The persecution of the Jews of Krakow began immediately when after the city was occupied by the Germans on 6 September 1939. Since Krakow was to be the seat of the occupation authorities, the Germans wanted the city to be cleansed of its Jews. Consequently they began to expel the Jews from Krakow, and by 1941, only 18,000 of the pre-war 60,000 community remained. They were put in a ghetto in a poor district. Factories were established in the overcrowded ghetto to take advantage of the Jewish manpower.
The deportations from Krakow began in May 1942. Hundreds of Jews were shot in the ghetto while the others were dragged out of their homes and put on trains to Belzec and Auschwitz-Birkenau. In March 1943 the ghetto was liquidated: the remaining 2,000 Jewish workers were taken to nearby Plaszow forced labor camp, and all the others were deported to Auschwitz.
The camp of Plaszow was established under the authority of the SS as a forced labor camp in a suburb of Krakow in 1942 .The site of the camp included two Jewish cemeteries.
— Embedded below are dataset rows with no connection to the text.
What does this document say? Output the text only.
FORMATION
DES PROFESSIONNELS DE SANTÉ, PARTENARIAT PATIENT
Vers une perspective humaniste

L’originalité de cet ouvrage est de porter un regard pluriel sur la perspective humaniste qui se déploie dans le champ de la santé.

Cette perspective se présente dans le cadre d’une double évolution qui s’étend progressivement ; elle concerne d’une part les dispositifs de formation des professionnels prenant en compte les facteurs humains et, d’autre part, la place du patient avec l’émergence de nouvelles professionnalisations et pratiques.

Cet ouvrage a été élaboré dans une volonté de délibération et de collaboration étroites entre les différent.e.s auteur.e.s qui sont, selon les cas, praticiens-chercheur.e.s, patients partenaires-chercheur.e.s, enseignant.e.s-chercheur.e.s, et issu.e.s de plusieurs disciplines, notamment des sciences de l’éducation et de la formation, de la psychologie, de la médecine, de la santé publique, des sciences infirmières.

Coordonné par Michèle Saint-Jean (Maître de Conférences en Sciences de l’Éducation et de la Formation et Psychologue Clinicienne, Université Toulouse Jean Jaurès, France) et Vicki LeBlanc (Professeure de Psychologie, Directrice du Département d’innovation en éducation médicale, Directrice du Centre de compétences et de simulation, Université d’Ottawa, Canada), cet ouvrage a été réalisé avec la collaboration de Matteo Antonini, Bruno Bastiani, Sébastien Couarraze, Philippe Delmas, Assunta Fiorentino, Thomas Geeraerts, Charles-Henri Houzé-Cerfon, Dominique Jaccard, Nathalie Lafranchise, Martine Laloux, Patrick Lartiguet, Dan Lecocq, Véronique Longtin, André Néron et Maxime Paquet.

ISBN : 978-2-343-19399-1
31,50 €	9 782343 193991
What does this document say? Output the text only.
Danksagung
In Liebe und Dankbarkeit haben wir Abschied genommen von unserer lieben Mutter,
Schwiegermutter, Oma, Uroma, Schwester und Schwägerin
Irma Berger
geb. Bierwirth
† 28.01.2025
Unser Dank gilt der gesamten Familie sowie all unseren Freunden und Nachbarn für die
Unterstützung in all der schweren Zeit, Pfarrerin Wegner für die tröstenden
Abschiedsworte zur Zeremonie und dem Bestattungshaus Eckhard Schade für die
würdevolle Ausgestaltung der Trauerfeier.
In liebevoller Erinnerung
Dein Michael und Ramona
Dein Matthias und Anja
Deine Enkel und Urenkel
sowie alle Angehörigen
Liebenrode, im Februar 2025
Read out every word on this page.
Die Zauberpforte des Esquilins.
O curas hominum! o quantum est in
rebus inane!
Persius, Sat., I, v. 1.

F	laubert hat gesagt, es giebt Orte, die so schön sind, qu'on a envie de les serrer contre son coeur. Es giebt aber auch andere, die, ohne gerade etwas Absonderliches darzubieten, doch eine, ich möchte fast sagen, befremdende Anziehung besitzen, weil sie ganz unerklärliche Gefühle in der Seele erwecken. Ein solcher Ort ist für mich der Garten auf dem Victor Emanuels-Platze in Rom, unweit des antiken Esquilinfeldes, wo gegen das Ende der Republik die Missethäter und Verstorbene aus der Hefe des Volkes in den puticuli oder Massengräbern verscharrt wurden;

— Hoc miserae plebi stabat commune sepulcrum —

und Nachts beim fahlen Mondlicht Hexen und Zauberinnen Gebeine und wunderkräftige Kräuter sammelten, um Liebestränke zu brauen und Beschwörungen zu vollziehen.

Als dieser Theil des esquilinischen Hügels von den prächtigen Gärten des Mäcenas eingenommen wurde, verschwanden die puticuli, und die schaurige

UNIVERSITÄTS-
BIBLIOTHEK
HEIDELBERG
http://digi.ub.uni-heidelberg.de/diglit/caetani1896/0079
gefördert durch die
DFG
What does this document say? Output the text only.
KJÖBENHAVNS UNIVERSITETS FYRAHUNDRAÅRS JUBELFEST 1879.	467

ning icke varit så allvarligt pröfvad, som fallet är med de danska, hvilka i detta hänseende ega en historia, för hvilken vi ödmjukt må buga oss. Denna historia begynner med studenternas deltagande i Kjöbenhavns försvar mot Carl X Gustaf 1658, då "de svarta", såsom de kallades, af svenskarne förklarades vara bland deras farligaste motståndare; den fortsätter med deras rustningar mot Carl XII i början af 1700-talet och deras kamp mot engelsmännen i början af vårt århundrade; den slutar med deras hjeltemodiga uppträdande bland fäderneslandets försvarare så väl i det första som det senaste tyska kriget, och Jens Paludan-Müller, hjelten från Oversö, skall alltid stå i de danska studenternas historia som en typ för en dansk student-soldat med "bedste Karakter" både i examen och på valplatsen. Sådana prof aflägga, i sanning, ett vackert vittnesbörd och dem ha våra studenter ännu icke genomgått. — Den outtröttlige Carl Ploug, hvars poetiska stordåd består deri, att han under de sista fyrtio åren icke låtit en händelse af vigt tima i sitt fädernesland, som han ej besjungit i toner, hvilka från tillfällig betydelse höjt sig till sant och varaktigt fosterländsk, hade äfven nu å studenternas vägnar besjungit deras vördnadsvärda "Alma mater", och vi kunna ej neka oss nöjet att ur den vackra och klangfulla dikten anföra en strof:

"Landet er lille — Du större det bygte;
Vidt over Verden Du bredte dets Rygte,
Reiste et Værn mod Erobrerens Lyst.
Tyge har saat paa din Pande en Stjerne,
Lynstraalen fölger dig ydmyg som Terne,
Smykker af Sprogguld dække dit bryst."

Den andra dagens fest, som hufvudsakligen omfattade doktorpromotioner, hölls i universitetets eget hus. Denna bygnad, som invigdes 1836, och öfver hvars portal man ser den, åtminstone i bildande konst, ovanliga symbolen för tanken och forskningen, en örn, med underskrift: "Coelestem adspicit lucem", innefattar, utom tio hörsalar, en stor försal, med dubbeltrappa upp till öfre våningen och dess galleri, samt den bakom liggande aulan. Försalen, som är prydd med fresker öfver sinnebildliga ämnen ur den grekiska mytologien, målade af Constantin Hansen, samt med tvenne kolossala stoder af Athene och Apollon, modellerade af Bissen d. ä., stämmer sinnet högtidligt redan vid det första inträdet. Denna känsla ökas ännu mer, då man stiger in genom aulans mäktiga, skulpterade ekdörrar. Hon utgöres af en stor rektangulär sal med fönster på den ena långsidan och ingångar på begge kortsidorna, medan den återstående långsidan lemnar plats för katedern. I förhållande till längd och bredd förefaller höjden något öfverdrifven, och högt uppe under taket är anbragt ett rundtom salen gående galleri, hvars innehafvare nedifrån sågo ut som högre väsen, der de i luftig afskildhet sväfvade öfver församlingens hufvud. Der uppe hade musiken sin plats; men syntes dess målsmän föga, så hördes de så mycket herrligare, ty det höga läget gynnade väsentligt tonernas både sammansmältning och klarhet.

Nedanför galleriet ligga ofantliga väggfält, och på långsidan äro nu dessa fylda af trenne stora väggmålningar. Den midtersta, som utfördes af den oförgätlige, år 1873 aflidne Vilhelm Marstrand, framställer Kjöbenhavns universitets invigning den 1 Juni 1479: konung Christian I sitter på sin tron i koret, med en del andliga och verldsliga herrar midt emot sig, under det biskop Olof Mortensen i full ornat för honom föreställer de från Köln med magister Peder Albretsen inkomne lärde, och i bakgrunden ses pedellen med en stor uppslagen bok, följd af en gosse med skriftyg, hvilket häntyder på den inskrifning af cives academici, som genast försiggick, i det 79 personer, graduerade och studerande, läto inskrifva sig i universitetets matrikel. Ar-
The camp was gradually expanded, until in 1944, when it became a concentration camp, it held over 20,000 inmates. Amon Goeth, who was the camp commander from March 1943 until September 1944, established an extremely brutal reign of terror, working the prisoners to death, conducting selections, and arbitrarily shooting inmates. It is from these horrors that Schindler protected the workers of his factory.